An RTD spokeswoman recently told Mobility Payments that third-party ticket sales still “constitute a small percentage of RTD’s mobile ticket sales.” 


Boding Ill for Future Collaboration?
RTC’s Whitney, speaking at a Ticketing and Payments Innovation conference March 31, had even harsher words for the data-sharing policies of the TNCs, calling working with them a “painful experience.”

“We are not getting any data from the TNCs, so having that deep integration into our mobile app and selling our transit passes, we’re relying on them to provide the smallest amount of data to us on the customer’s behaviors and things of that matter,” she said. “It’s bigger than just the transit agency. Let’s just say that all these other companies, they really need to get out of the way of the customer and realize the big picture.”

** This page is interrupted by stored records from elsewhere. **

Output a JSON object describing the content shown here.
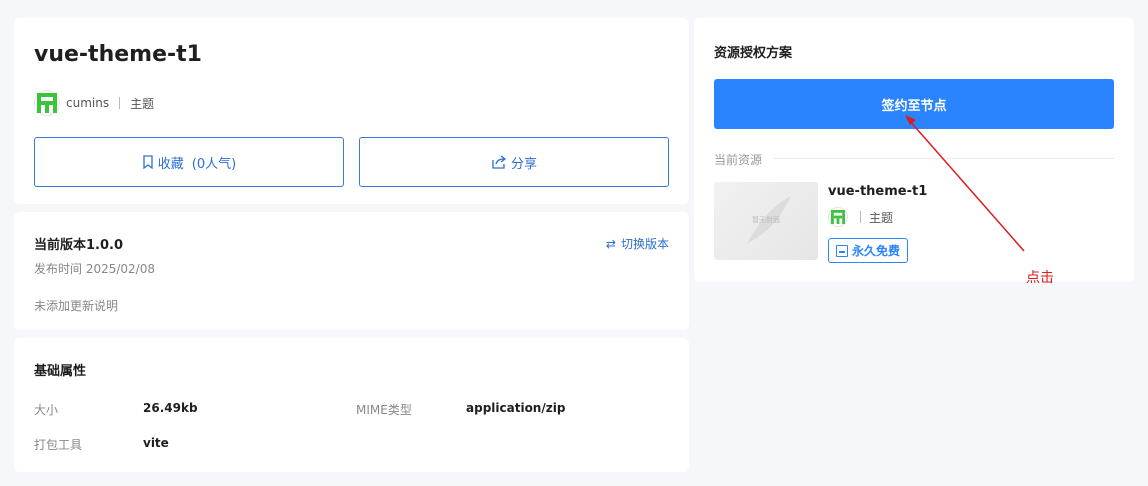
{
  "resource": {
    "title": "vue-theme-t1",
    "author": "cumins",
    "category": "主题"
  },
  "actions": {
    "favorite_label": "收藏",
    "favorite_count": "(0人气)",
    "share_label": "分享"
  },
  "version": {
    "title": "当前版本1.0.0",
    "publish_time": "发布时间 2025/02/08",
    "switch_label": "切换版本",
    "note": "未添加更新说明"
  },
  "properties": {
    "title": "基础属性",
    "items": [
      {
        "key": "大小",
        "value": "26.49kb"
      },
      {
        "key": "MIME类型",
        "value": "application/zip"
      },
      {
        "key": "打包工具",
        "value": "vite"
      }
    ]
  },
  "license": {
    "title": "资源授权方案",
    "sign_button": "签约至节点",
    "current_resource_label": "当前资源",
    "thumb_placeholder": "暂无封面",
    "resource_name": "vue-theme-t1",
    "resource_category": "主题",
    "badge": "永久免费"
  },
  "annotation": {
    "label": "点击",
    "color": "#e0191b"
  },
  "colors": {
    "accent": "#2a84fd",
    "outline": "#3a7bd5",
    "avatar_green": "#3bc33b"
  }
}
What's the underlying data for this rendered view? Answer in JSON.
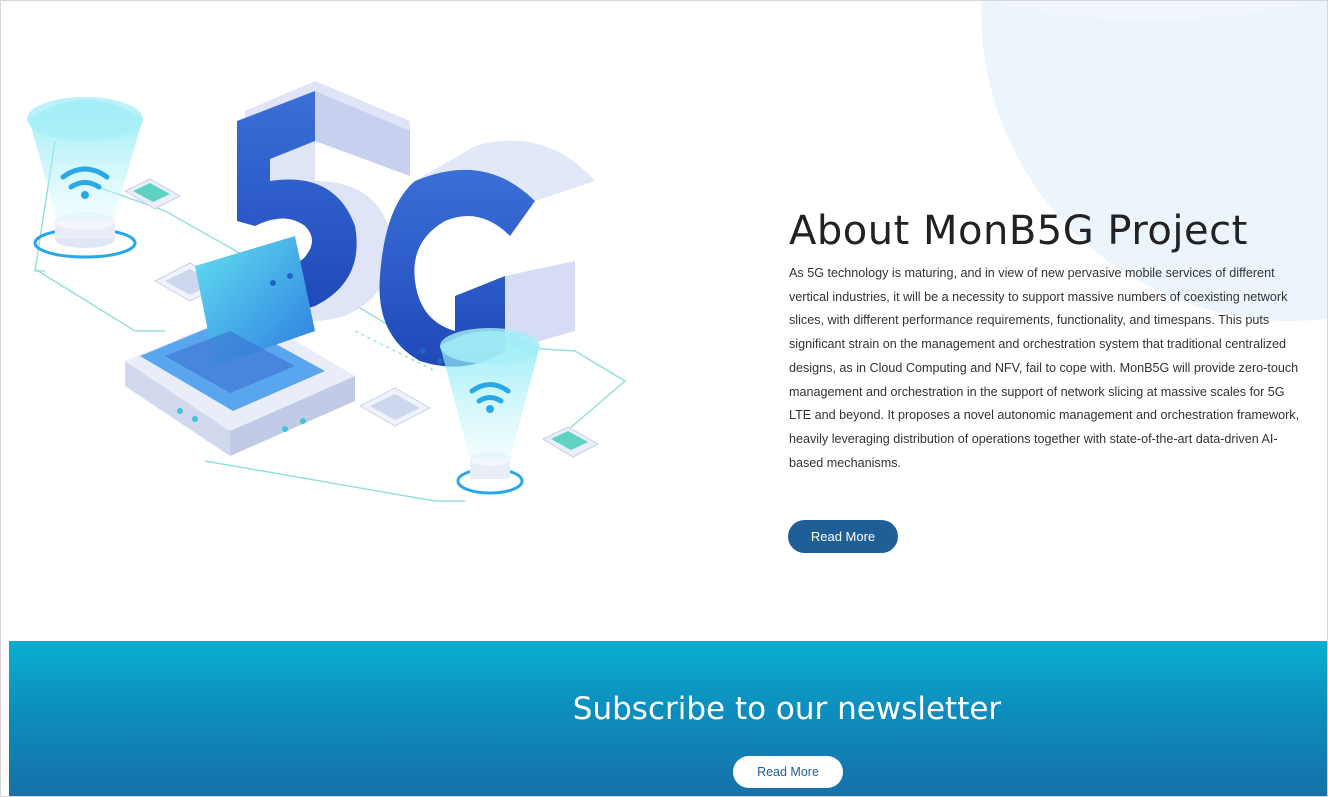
{
  "about": {
    "title": "About MonB5G Project",
    "body": "As 5G technology is maturing, and in view of new pervasive mobile services of different vertical industries, it will be a necessity to support massive numbers of coexisting network slices, with different performance requirements, functionality, and timespans. This puts significant strain on the management and orchestration system that traditional centralized designs, as in Cloud Computing and NFV, fail to cope with. MonB5G will provide zero-touch management and orchestration in the support of network slicing at massive scales for 5G LTE and beyond. It proposes a novel autonomic management and orchestration framework, heavily leveraging distribution of operations together with state-of-the-art data-driven AI-based mechanisms.",
    "read_more_label": "Read More",
    "illustration": {
      "icon": "5g-network-illustration-icon",
      "big_text": "5G"
    }
  },
  "newsletter": {
    "title": "Subscribe to our newsletter",
    "read_more_label": "Read More"
  },
  "colors": {
    "primary_button": "#1f5f97",
    "banner_top": "#0aaed0",
    "banner_bottom": "#1670a8",
    "glow": "#6fe2f2"
  }
}
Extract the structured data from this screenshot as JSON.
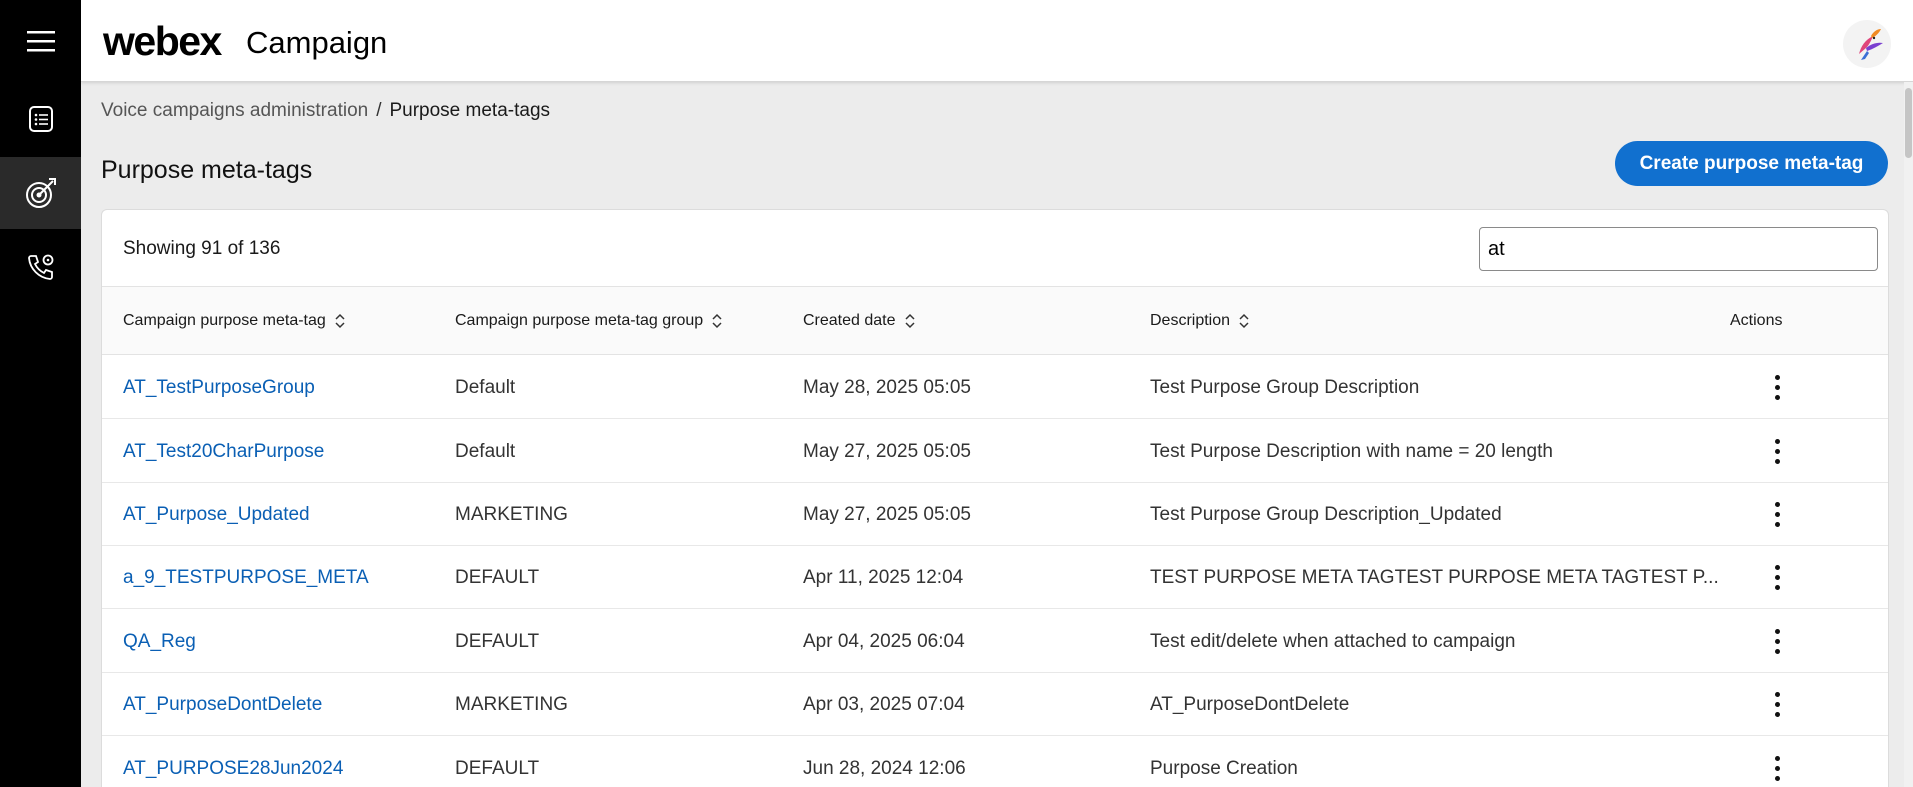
{
  "app": {
    "brand": "webex",
    "product": "Campaign"
  },
  "sidebar": {
    "items": [
      {
        "name": "menu",
        "icon": "hamburger-menu-icon"
      },
      {
        "name": "list",
        "icon": "list-icon"
      },
      {
        "name": "campaigns",
        "icon": "target-icon",
        "active": true
      },
      {
        "name": "voice",
        "icon": "phone-settings-icon"
      }
    ]
  },
  "breadcrumb": {
    "parent": "Voice campaigns administration",
    "separator": "/",
    "current": "Purpose meta-tags"
  },
  "page": {
    "title": "Purpose meta-tags",
    "create_label": "Create purpose meta-tag"
  },
  "toolbar": {
    "showing": "Showing 91 of 136",
    "search_value": "at"
  },
  "table": {
    "headers": [
      "Campaign purpose meta-tag",
      "Campaign purpose meta-tag group",
      "Created date",
      "Description",
      "Actions"
    ],
    "rows": [
      {
        "tag": "AT_TestPurposeGroup",
        "group": "Default",
        "date": "May 28, 2025 05:05",
        "description": "Test Purpose Group Description"
      },
      {
        "tag": "AT_Test20CharPurpose",
        "group": "Default",
        "date": "May 27, 2025 05:05",
        "description": "Test Purpose Description with name = 20 length"
      },
      {
        "tag": "AT_Purpose_Updated",
        "group": "MARKETING",
        "date": "May 27, 2025 05:05",
        "description": "Test Purpose Group Description_Updated"
      },
      {
        "tag": "a_9_TESTPURPOSE_META",
        "group": "DEFAULT",
        "date": "Apr 11, 2025 12:04",
        "description": "TEST PURPOSE META TAGTEST PURPOSE META TAGTEST P..."
      },
      {
        "tag": "QA_Reg",
        "group": "DEFAULT",
        "date": "Apr 04, 2025 06:04",
        "description": "Test edit/delete when attached to campaign"
      },
      {
        "tag": "AT_PurposeDontDelete",
        "group": "MARKETING",
        "date": "Apr 03, 2025 07:04",
        "description": "AT_PurposeDontDelete"
      },
      {
        "tag": "AT_PURPOSE28Jun2024",
        "group": "DEFAULT",
        "date": "Jun 28, 2024 12:06",
        "description": "Purpose Creation"
      }
    ]
  },
  "colors": {
    "primary": "#1170cf",
    "link": "#0a5fb4",
    "sidebar": "#000000"
  }
}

She told Mobility Payments more recently that things have improved in terms of data sharing from the TNCs, though she didn’t specify how. And it’s clear that Whitney and RTC continue to support integration of its ticket sales with third-party apps, including Uber and Lyft, which she said yields a “seamless” travel experience for customers. RTD Denver continues to support the integration with third-party apps, as well.

Yet, the issues to date between the public transit agencies and Uber and Lyft might not augur well for future collaboration between public transit agencies and private TNCs, which have traditionally been seen as competitors.

For MaaS platforms to finally take off, these two parties will need to work together, including on data sharing. That’s especially true in such markets as the U.S., where TNCs have a strong presence and would have to be part of any successful MaaS app. MaaS seeks to enable users to plan, book and pay door-to-door mobility in the same app or platform.

Capital Metro’s Watkins

Dottie Watkins, who was recently promoted to deputy CEO of Capital Metro, speaking on the same panel as Whitney in late March, said going forward, transit agencies first need to up their game on data.

TNCs are experts at monetizing big data, which puts the transit agencies at a disadvantage, she said. “We need to figure out how we install that knowledge base within our agencies so we’re really ready to play on that playing field.”

And Watkins suggested that agencies are also at a disadvantage because they don’t demand more robust travel data from the TNCs.

“Right now, we’re desperate to collaborate because we know that that’s what the customer needs, but at some point, the price of entry for that collaboration is going to have to be sharing data.”